Why was Kenny Frease singled-out for a blatant, cowardly cheap shot? Oh, he's a white dude. 

Why are any of the Black athletes representing either Xavier or Cincinnati attending either school in the first place? Oh, because Black people have come to dominate a sport that reflects Black culture beautifully, with any white player that shows any skill having to adapt his game to the 'street' style that college coaches look for at AAU camps.

Where's that Chinese National team when you need them?

Let's get real for one moment: Pistol Pete was right. What we saw on the court at the Xavier-Cincinnati game was the short-fuses of the children of the Black Undertow that white families all across the country consciously avoid, except when they are recruited to play for your alma mater. Same thing with football. That inability to control ones temper is why Black criminality is such a problem in the real-world, and why white athletes have a difficult time competing with Blacks... who knows when they might, (what's the word?) ... chimp-out?

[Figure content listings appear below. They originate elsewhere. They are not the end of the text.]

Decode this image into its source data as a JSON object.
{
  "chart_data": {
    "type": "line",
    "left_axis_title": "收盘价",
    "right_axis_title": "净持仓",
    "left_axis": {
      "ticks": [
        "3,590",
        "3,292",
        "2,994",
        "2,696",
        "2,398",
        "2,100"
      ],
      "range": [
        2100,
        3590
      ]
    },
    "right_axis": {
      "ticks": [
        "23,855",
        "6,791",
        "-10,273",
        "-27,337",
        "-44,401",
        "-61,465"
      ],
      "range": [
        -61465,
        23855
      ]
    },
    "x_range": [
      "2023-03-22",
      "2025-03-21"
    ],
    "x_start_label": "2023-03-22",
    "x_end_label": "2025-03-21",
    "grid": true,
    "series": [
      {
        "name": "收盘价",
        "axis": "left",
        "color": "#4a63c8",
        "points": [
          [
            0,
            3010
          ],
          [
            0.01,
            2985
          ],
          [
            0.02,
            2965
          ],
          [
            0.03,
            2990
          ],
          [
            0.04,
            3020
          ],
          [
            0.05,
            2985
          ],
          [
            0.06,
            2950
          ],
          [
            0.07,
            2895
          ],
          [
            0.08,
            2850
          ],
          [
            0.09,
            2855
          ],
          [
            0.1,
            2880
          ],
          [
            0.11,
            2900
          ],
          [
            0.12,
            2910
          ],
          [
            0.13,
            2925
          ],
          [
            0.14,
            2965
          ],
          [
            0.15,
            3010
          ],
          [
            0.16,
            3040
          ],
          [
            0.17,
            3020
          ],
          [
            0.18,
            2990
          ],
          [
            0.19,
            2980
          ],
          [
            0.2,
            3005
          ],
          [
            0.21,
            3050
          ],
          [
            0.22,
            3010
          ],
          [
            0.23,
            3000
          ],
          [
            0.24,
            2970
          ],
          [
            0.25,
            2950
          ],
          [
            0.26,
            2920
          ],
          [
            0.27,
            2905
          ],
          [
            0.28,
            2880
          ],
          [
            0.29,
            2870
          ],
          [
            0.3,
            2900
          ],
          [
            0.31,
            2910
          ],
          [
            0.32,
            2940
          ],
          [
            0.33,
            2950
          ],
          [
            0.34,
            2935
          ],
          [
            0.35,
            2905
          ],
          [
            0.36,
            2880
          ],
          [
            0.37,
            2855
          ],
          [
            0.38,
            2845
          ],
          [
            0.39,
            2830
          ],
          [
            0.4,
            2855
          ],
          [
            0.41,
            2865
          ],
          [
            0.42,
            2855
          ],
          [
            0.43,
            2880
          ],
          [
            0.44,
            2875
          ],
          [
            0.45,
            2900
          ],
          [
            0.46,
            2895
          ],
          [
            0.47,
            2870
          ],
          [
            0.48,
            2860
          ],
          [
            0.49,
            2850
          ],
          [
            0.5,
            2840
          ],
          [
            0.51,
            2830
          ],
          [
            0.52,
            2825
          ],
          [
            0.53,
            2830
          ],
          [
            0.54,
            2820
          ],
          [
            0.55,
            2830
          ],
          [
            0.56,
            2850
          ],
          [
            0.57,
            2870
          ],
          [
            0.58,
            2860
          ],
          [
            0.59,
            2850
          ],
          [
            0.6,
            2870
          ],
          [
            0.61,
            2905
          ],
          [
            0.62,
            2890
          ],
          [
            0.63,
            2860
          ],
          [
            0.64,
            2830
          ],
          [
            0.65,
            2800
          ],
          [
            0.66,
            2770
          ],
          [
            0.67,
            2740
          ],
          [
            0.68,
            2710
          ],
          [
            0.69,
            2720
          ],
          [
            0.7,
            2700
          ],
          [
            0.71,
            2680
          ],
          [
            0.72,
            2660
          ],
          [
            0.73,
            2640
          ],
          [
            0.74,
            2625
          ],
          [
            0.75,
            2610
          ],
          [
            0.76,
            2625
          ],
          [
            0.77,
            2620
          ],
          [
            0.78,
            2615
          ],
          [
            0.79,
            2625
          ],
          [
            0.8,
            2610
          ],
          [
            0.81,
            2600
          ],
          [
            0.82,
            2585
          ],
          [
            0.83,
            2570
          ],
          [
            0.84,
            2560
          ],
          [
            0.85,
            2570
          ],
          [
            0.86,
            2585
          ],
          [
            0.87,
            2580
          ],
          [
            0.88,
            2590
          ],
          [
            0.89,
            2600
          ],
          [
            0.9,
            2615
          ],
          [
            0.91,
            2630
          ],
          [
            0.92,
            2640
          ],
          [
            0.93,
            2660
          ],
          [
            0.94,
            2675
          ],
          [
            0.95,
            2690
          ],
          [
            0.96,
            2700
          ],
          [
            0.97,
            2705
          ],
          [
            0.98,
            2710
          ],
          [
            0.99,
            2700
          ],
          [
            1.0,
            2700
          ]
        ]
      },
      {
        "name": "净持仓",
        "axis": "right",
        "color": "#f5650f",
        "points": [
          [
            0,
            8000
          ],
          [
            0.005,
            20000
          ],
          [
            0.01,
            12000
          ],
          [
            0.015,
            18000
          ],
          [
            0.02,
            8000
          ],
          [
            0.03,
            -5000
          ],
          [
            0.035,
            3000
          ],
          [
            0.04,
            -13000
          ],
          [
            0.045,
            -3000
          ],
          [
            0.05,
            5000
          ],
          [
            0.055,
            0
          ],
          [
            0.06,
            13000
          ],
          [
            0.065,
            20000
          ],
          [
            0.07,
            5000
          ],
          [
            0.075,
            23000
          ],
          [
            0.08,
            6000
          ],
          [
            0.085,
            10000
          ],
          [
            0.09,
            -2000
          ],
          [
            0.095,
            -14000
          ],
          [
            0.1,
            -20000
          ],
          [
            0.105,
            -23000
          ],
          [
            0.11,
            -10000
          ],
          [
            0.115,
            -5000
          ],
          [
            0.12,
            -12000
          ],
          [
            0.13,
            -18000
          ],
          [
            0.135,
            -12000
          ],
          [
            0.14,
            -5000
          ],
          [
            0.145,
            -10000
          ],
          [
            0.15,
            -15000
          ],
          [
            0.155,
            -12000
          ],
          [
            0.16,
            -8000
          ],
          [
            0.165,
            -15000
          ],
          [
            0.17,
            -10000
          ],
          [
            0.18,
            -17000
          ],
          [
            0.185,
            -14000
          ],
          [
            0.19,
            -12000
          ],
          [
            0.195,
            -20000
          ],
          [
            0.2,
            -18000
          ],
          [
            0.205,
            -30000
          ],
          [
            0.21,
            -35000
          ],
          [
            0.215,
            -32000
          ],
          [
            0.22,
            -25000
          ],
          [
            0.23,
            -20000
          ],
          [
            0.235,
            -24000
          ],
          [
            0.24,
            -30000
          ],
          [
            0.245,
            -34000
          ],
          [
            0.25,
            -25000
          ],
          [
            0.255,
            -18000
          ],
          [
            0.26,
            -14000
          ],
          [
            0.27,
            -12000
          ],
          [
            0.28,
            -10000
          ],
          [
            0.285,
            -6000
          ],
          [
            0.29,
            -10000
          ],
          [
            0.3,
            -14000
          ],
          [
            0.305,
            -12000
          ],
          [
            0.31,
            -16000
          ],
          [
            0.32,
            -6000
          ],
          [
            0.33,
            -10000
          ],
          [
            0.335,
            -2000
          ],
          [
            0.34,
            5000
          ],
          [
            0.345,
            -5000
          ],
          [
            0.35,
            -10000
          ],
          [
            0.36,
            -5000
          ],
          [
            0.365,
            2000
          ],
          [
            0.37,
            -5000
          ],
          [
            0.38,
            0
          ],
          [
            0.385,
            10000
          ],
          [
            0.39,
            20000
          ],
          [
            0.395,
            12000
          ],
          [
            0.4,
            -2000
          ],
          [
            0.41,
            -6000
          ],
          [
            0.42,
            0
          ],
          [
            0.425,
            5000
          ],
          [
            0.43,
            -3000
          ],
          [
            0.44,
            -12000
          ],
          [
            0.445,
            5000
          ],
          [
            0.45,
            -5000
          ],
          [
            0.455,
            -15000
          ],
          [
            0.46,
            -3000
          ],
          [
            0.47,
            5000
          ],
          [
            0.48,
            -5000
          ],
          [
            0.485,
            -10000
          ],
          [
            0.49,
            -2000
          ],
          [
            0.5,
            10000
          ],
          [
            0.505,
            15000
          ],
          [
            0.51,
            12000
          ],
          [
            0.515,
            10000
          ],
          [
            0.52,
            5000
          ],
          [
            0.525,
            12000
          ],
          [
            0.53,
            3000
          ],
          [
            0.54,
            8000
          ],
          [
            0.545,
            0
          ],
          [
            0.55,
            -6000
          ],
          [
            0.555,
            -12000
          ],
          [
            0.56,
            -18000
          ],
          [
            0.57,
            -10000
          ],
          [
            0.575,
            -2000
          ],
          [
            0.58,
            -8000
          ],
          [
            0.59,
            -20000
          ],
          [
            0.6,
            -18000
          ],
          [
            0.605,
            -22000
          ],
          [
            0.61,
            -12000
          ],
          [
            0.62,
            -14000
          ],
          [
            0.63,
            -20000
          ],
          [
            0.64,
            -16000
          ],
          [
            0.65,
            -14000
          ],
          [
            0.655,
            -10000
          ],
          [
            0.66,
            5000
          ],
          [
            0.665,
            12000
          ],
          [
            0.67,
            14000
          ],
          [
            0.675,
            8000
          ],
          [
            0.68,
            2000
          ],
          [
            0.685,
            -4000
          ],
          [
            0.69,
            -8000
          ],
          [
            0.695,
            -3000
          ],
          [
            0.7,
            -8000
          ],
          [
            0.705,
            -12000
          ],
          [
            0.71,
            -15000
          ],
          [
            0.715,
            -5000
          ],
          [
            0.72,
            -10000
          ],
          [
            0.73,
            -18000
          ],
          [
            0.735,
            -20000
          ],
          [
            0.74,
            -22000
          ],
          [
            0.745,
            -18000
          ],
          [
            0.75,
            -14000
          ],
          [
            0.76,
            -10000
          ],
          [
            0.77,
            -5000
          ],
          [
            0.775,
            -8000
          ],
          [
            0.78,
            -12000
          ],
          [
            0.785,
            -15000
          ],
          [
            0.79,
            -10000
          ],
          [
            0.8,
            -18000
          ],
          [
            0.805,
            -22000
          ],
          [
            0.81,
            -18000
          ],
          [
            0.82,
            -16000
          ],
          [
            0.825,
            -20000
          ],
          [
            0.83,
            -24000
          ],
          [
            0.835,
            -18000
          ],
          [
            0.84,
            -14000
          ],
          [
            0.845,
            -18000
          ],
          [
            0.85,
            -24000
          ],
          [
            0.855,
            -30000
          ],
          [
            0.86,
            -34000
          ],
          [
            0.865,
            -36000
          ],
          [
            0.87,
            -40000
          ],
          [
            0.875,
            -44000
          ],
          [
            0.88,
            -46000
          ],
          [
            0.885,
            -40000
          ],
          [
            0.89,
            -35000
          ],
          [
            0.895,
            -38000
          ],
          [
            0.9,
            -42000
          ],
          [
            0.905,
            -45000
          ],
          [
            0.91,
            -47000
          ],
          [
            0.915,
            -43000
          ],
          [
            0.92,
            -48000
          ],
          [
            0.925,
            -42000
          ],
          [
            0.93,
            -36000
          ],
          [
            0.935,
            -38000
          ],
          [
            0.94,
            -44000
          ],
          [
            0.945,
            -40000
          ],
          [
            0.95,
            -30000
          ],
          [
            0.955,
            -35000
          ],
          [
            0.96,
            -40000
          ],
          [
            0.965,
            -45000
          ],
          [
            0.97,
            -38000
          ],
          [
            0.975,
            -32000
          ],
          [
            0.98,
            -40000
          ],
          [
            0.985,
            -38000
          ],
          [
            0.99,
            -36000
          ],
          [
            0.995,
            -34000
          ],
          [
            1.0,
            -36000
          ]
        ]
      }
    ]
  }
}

It doesn't change the fact that what Pistol Pete said back in the 1970s was completely true.The NBA and much of college basketball is filled with n-----s, the type of Black people that EVERYONE avoids in real-life and explicitly moves away from once a city or county has become too Black (it's because the schools aren't good anymore, right?).

Boycott Black Basketball. You never know when some of the players might enter the stands and attack you.